Nuisances, see Genealogists. 

Pests, see Genealogists. 

Scotch Highball, see Highball, Scotch. 

Telephones, slowness of, when librarian is waiting in rain, 29. 

Thorns in the Flesh, see Genealogists. 

Wild Goat, see Goat, Wild.

From 1906 to 1920, this author wrote a column called "The Librarian" for the Boston Evening Transcript, a newspaper that died in 1941. Ahead of its time in that way, I suppose, given the current climate for newspapers. (It was ahead of its time in other ways, though. It was the first major American daily to have a female editor in 1842.) I want to go find these columns and read them all now.

I've had to use the OED twice now to look up words and in one case was almost stumped. (You, too, can nerd out with this book. It's really quite humorous. Library stories.)

Anyway, I didn't know about cutting pages. What did that mean? From the book:

"As there were no gauges on the books about the Flemish Renaissance, I had no data to go on, except the fact that although she declared she had 'skimmed through' them all and found them 'very helpful,' she had not, so far, cut any of the pages. I did not mention this to her, as she might have retorted that we ought to have cut them ourselves. Which was quite true."

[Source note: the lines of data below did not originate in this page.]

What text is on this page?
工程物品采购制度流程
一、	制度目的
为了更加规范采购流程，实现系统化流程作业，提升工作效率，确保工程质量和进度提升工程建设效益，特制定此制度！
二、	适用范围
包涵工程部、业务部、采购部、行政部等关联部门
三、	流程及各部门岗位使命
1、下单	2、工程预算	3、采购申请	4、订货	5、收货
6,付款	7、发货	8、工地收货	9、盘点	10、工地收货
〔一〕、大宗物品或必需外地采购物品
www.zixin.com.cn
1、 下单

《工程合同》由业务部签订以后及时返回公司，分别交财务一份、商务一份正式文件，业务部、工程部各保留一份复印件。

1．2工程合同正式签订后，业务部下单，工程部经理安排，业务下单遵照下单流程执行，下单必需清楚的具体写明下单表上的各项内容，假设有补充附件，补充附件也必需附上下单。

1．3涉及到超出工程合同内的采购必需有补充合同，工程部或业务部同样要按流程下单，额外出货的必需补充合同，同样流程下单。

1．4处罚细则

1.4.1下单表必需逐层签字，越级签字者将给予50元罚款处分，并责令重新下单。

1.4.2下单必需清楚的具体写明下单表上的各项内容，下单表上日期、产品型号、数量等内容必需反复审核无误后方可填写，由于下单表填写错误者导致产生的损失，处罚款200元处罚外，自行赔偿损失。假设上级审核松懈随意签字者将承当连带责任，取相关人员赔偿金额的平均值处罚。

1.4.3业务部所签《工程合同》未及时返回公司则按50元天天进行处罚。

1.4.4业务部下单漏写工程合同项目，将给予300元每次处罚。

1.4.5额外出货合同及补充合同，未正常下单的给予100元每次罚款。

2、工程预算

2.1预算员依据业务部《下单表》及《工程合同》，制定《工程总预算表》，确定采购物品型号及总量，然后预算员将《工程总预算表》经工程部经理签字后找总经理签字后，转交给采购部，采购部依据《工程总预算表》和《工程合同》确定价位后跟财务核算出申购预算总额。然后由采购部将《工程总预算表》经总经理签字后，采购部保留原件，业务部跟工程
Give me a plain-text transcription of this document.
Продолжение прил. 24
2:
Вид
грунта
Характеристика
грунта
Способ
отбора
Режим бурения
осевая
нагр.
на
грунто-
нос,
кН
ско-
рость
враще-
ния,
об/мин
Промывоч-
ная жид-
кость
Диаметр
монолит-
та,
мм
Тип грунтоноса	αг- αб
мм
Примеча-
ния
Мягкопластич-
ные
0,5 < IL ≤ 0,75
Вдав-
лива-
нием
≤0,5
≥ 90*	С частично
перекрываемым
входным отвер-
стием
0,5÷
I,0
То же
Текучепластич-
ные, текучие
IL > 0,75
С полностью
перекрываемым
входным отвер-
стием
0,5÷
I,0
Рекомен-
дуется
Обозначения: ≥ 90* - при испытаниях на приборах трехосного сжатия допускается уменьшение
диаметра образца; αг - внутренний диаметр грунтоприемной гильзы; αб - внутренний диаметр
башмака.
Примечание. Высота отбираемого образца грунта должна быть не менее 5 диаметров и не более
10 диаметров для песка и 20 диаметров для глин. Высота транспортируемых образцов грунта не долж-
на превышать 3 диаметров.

And it led me to this equally nerdy bit and subsequently here. Interesting to both of us, probably. I guess I'd assumed that cutting somehow meant making a copy of something and I was trying to conjure up what type of technology might be used to do that in 1911. But, no. It's referring to the unbound edges of a book not being cut open yet. How do these things get past me?

I guess I should have just asked him about it. Funny. And all this for a penny.